Anita's Ideal Day (Circa 2019)

Breakfast:

  • Blueberry-huckleberry-black raspberry muffin with crumble top and butter
  • Homemade veggie soysage links with maple syrup
  • Fresh grapefruit slices, golden milk chai, meyer lemon mineral water

Lunch:

  • Giant local wild mixed greens salad with mustardy poppy seed dressing + slivered toasted pecans, dried cranberries, red onion, toasted chickpeas, avocado
  • Pimento cheese grilled quesadilla
  • Mixed heritage breed apple slices
  • White wine (something peachy with a hint of sparkle)
  • Mini chocolate lava cake bite with coconut whip and strawberries

Snack:

  • Crackers with smoked salmon dip and guacamole

Dinner:

  • Fresh herbs and pea soup with lemon
  • Light lemony parmesan salad
  • Roasted purple potatoes with garlic and black olive tapenade and pesto
  • Wild mushroom soufflé
  • Red wine (perhaps a pinot)
  • Hot buttered rum cake with rum raisin ice cream and black coffee

I love food. I love eating food; I love thinking about food. Sometimes I love it too much, at the expense of my own personal growth and distress tolerance. Sometimes I love it just the right amount, and it loves me back with a reward of satiety and pleasure. Over the years, I’ve even come to accept that expanding to the higher end of my weight range allows me to be a happier, foodie-er person. I would go so far as to say I think it can feel happier for many people.

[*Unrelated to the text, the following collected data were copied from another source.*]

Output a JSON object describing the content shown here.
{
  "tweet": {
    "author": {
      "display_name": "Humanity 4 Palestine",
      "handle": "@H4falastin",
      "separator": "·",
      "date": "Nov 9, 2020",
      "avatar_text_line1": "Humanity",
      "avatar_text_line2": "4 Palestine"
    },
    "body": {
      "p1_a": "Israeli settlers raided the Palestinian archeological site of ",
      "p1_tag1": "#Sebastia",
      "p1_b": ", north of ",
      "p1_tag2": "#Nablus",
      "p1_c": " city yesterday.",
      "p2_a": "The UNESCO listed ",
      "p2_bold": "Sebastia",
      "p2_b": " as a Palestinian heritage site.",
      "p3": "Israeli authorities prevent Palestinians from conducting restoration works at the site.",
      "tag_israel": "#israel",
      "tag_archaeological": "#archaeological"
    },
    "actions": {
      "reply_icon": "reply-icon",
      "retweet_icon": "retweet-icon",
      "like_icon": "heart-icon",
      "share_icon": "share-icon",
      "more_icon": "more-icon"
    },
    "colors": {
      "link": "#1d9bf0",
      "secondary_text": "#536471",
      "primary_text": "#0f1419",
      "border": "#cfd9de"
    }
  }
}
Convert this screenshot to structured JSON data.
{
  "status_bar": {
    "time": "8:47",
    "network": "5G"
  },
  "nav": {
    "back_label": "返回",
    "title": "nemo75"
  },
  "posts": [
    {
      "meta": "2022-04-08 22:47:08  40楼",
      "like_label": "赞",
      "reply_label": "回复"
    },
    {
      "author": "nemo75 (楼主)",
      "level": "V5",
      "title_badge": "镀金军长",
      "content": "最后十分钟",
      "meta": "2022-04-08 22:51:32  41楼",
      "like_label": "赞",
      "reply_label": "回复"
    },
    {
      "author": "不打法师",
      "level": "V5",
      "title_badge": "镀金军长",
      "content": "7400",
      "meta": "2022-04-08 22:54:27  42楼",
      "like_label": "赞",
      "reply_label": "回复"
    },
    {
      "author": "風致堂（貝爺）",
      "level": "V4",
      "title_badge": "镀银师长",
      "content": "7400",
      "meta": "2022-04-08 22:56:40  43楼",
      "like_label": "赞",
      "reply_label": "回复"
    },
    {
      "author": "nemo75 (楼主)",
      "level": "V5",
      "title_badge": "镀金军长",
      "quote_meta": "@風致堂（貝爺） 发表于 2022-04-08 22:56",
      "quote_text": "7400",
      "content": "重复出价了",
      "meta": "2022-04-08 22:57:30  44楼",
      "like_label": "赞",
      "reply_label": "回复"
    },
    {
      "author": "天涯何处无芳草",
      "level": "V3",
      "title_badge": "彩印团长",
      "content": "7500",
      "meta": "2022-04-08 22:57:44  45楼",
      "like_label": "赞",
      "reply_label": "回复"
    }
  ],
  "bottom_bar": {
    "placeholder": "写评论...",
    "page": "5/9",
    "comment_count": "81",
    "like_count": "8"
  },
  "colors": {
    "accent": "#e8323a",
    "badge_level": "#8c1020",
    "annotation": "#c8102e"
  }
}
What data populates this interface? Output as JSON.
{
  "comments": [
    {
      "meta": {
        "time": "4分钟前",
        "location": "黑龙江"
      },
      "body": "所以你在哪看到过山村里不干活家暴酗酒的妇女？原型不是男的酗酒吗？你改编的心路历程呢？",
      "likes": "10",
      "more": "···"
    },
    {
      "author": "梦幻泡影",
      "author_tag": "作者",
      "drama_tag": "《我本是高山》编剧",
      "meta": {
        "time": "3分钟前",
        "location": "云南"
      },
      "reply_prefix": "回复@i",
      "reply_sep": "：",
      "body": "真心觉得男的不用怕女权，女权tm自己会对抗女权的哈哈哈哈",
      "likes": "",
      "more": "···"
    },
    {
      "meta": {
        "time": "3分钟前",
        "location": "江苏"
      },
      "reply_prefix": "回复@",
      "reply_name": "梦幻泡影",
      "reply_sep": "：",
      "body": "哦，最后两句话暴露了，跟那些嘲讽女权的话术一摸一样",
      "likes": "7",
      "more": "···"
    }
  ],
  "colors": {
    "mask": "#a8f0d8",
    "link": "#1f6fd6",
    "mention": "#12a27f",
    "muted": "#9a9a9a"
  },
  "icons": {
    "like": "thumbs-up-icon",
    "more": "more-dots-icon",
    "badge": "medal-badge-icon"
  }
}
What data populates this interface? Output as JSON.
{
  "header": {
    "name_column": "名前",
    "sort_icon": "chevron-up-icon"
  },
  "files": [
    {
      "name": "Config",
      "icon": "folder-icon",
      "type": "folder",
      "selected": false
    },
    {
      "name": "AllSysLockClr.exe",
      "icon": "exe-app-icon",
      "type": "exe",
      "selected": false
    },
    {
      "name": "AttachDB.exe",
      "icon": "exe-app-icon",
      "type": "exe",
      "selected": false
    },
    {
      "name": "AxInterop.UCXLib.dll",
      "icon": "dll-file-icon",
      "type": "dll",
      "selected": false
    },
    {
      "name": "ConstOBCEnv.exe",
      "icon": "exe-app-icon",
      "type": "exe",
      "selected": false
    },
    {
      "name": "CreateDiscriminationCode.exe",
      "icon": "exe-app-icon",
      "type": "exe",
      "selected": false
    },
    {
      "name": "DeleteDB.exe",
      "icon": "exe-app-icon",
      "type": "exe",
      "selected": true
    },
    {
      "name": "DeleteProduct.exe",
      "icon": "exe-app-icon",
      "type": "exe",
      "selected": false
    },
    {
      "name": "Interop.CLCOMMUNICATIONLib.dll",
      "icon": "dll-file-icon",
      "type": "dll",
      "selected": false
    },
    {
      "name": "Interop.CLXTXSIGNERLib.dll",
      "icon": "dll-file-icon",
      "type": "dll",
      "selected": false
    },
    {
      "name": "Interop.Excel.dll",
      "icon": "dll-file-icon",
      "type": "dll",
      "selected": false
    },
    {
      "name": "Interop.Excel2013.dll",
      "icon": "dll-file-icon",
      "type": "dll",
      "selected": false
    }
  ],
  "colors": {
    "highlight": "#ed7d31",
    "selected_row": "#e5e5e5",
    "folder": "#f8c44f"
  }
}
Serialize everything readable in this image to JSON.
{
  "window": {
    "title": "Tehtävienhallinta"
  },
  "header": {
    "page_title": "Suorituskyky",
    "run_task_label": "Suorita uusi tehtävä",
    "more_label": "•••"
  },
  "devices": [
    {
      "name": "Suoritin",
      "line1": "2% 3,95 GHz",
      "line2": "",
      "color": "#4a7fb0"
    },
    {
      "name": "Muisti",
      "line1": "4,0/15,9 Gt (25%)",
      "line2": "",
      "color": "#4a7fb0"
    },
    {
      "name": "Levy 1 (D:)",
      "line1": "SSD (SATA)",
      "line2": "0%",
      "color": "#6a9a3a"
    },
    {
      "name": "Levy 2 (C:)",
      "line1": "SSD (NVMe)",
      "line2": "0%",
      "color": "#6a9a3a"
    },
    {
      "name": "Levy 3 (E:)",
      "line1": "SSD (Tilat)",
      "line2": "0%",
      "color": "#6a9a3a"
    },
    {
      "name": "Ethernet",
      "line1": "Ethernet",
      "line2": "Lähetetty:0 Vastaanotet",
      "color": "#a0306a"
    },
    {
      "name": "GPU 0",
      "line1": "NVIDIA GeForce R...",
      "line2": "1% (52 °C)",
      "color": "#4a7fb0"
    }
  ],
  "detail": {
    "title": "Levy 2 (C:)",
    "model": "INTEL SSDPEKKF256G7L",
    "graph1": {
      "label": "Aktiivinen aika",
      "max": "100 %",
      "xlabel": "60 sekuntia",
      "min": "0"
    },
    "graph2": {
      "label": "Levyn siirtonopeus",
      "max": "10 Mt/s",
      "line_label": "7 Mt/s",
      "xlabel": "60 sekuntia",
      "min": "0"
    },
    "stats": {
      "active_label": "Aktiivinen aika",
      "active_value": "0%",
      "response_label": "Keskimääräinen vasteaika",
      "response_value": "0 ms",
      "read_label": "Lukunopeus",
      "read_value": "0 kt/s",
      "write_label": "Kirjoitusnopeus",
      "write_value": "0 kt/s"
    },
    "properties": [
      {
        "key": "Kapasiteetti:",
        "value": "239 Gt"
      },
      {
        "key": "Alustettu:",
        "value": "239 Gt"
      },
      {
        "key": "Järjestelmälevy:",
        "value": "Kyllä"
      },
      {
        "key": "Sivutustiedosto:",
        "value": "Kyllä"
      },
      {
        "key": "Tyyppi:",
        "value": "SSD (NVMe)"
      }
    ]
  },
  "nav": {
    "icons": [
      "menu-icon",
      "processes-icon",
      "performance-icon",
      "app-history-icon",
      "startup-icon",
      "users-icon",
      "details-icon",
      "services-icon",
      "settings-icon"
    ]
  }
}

But right now, at this moment, what is my Ideal Feast? It is 10:30 in the morning. The list above seems like a rich and overwhelming amount of food. I went on that Vermont trip, and fully indulged my cravings for maple creamees and local cheese. I had a mostly satisfying, but imperfect breakfast (pumpkin muffin with butter, brown rice with nuts and nutritional yeast, black tea, a vitamin C packet). My body would have enjoyed a little more protein, but grocery shopping time is nigh and sadly the eggs and yogurt are out. I would have liked a Vermont apple, but I left those behind in Vermont.

So at this exact moment? Eh, I’m not actually hungry. Breakfast was just over an hour ago. My belly feels warm and full. I know lunch is going to be rice and beans and pumpkin soup and some extra butter, because that’s what’s in the fridge. I know that when I do go to the store, I have the right to buy whatever I want.  At this very moment, I don’t think I need to think about my Ideal Feast at all. I think I can go for a walk.